Better Metrics for Build Performance Measurement
While doing an architecture refactor recently, I was making large-scale code changes frequently and found the Android build speed had become utterly unbearable. I remember back when I was using an Intel-chip MacBook Pro, a full build took about 40 minutes. After a deep dive, I discovered the real culprit wasn’t the project itself – it was the security software. A fully-specced MacBook Pro was performing like a MacBook Air. Then Apple M1 came along and build speed improved by an order of magnitude. But lately, it’s felt noticeably slower again. I was puzzled – am I really the only one who thinks it’s slow?
User Research
I’d previously hit a Gradle cache issue that doubled build times – clearing the cache fixed it. But this time, clearing the cache changed nothing. A full build still took around 20 minutes. With only 8 hours in a workday, that’s enough for just a handful of full builds. I’m not one to slack off, so I surveyed a few colleagues. Everyone agreed it was slow – but tolerable. Why? Because it used to be 40 minutes, and 20 is already twice as fast! No comparison, no pain – your outlook depends entirely on your frame of reference.
Initial Investigation
The slow builds weren’t isolated to me, but I needed real data. Using git commit history, I estimated that each engineer spent roughly 1 hour per day on builds. The estimation method:
- Total build time = full build time + incremental build time
- Full build time = number of full builds * time per full build
- Incremental build time = number of incremental builds * time per incremental build
Key data points:
Full build frequency
We can’t directly count full builds, but we can infer the number. Full builds are triggered when:
- First build of the day: Gradle’s dependency resolution cache defaults to a 24-hour cycle, so there’s at least 1 full build per day
- Modifying shared modules: This forces nearly all modules to recompile. Git log easily reveals the frequency of shared code changes – roughly 0.2 times per person per day
Incremental build frequency
- Assuming at least one build before each commit, git log also gives us the incremental build count – roughly 10 per person per day
Using this algorithm with my own experience data:
- Average full build time per person = 1.2 builds/day * 20 min = 24 min/day
- Average incremental build time per person = 10 builds/day * 3 min = 30 min/day
- Average total build time per person = 54 min/day
That looked pretty serious. I asked a colleague to collect actual build performance data from development environments. After about two weeks, the conclusion was:
Average build time is about 3.5 minutes, and average daily time spent on builds is about 35 minutes per person. Doesn’t seem too bad.
What?! Why was this so different from my estimate?
Better Metrics
Based on the git log data, incremental builds are far more frequent than full builds. If you take the arithmetic mean, the extreme full-build values get completely averaged out by the incremental builds.
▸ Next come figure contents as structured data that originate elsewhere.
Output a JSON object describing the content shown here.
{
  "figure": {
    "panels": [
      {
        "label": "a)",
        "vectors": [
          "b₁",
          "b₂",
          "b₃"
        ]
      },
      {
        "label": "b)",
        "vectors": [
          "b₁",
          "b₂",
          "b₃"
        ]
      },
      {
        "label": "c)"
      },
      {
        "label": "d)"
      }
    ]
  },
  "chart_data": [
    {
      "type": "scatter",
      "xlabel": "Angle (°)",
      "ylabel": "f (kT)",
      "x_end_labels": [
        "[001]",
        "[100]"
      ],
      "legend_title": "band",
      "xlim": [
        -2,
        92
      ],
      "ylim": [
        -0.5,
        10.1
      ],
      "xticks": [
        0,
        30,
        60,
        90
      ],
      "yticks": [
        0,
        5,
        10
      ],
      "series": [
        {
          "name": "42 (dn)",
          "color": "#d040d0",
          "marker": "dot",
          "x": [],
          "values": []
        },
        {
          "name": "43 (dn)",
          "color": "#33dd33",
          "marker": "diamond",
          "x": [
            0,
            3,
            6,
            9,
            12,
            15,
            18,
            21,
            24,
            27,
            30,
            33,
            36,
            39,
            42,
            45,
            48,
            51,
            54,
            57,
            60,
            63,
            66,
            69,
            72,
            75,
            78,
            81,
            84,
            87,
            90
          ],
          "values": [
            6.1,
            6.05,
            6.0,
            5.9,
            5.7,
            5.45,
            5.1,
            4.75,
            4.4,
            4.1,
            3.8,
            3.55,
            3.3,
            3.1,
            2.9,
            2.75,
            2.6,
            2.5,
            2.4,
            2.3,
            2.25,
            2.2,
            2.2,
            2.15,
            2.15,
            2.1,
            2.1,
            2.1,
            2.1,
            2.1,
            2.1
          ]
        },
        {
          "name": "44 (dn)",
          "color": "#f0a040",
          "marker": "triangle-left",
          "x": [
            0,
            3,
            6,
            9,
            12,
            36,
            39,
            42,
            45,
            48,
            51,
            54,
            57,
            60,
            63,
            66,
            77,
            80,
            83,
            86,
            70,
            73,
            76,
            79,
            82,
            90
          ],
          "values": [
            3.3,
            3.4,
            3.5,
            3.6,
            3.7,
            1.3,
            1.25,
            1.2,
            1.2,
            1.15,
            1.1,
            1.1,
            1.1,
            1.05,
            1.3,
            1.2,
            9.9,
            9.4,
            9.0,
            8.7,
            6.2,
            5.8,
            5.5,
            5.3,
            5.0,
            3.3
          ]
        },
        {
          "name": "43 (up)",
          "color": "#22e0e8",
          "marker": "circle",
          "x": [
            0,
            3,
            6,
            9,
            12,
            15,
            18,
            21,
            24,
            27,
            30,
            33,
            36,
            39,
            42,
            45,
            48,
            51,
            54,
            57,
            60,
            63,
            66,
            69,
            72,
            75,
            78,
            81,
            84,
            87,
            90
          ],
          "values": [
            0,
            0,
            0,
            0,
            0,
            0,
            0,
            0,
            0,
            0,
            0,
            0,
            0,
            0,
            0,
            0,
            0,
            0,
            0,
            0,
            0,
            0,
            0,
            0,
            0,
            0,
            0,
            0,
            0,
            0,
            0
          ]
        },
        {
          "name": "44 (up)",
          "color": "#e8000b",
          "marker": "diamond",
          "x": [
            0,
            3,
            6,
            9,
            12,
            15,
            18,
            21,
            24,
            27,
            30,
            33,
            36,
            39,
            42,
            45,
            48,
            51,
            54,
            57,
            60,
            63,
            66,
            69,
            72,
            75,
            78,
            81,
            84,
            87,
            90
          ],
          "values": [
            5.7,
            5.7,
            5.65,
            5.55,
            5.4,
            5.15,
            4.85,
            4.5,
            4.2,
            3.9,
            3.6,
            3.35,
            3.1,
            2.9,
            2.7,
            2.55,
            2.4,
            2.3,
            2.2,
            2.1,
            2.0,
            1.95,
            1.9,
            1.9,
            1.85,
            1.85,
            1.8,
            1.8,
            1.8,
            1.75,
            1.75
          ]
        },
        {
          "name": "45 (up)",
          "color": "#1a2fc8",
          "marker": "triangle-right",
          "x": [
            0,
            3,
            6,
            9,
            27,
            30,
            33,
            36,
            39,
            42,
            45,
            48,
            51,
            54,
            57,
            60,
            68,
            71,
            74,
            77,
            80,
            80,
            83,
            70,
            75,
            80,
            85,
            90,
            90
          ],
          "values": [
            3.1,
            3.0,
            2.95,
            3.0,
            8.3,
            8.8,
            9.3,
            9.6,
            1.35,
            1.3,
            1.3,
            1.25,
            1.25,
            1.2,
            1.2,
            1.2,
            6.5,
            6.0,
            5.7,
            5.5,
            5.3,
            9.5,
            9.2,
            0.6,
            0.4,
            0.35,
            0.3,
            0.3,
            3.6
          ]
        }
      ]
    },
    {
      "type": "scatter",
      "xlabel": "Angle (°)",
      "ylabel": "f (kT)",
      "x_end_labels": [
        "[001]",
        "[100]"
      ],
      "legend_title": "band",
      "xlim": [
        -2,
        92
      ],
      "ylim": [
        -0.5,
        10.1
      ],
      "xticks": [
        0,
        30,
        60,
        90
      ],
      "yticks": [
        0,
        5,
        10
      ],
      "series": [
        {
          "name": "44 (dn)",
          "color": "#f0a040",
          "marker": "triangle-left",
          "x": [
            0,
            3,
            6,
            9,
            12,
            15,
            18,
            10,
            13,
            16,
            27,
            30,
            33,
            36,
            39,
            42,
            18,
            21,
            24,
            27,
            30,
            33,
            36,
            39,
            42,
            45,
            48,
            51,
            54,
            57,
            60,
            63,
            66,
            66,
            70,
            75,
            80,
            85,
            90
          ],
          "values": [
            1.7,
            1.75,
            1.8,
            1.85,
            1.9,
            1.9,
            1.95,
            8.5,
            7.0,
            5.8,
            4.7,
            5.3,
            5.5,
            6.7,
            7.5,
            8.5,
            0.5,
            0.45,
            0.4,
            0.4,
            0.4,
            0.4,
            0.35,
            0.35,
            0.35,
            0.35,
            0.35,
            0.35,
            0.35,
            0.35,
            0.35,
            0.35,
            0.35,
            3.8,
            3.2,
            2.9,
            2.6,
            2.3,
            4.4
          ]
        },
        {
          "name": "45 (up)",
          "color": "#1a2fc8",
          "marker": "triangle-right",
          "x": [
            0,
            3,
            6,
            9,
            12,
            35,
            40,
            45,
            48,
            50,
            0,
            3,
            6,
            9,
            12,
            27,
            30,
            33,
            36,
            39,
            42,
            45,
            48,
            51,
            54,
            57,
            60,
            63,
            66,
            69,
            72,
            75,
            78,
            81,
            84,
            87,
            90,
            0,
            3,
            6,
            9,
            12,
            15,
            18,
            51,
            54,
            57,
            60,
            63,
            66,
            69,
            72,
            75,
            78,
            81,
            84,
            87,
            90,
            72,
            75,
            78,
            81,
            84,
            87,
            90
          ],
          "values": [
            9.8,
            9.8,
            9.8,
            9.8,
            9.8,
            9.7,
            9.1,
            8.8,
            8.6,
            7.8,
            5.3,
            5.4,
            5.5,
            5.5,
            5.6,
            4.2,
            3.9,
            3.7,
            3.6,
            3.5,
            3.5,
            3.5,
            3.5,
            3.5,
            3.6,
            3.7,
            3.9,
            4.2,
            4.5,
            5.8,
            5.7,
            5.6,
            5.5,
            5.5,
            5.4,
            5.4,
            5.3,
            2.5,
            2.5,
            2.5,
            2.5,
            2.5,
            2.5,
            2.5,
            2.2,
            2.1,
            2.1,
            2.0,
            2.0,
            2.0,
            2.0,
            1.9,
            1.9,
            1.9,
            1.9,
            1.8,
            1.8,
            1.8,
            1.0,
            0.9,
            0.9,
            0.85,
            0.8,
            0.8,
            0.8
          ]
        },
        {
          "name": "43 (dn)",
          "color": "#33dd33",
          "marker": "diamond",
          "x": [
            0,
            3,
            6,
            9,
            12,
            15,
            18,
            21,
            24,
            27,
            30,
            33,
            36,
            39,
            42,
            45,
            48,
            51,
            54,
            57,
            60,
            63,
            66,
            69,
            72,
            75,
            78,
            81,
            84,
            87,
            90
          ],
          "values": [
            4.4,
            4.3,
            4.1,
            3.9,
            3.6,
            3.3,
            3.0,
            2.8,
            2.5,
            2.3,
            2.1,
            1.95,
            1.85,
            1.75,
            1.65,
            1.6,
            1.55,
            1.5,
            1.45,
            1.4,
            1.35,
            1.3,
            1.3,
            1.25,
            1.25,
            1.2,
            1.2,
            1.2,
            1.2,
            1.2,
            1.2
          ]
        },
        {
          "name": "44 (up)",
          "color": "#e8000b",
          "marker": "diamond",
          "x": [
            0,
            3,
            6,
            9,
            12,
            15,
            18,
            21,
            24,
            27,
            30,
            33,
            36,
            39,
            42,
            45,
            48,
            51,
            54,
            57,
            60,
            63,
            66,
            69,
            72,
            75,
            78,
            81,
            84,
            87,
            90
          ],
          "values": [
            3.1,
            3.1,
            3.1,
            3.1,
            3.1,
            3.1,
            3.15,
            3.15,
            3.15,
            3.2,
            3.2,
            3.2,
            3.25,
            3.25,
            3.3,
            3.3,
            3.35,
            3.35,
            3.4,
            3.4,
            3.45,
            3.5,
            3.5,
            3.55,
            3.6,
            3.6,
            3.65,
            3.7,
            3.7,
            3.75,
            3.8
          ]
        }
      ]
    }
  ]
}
So how do we find the real problem?
Forget the average!
What we should care about is “how much time each person spends on builds per day,” not “how long a single build takes.” So what’s wrong with the 35-minute-per-day average? It’s an arithmetic mean across everyone, and the differences between “people and machines” mean everyone’s situation varies. The arithmetic mean hides these differences. For engineers with good hardware, builds genuinely aren’t a problem. But there’s huge variation in machine specs – some people are still on Intel MacBook Pros due to onboarding timing, while others have M1s. Even M1s come in different core counts – 10-core, 12-core, etc. How do we surface these differences in the data?
Histogram
From the raw build performance data, group by username, sum per day, and you get each engineer’s daily build time. Then take the P90 of each engineer’s daily build time and create a histogram with 30-minute buckets:
The chart shows that nearly half of all engineers spend over 1 hour per day on builds, with some reaching as high as 4 hours. We also notice two points on the far right (x={20, 31}) that are outliers. How do we remove them?
Tail-Trimmed Histogram
In statistics, for data with “long tails” or extreme values, trimming and Winsorizing are common noise-removal techniques.
The reason for those two outliers at the histogram’s tail: the laptop lid was closed during a build, suspending the process. We can use trimming to remove them:
How exactly is the tail trimmed? The method I used: create a histogram from the raw build data in minute-based buckets:
Then use cumulative frequency to find the P99.8 bucket and truncate everything beyond it:
Remove the truncated build records (noise) from the original data, and you get the tail-trimmed histogram above.
The Real Problem
From the tail-trimmed histogram, the picture is clear:
- 14.29% of engineers spend at least 2 hours per day on builds
- 42.86% of engineers spend at least 1 hour per day on builds
This conclusion is far more consistent with my actual experience than “average daily build time is about 35 minutes.”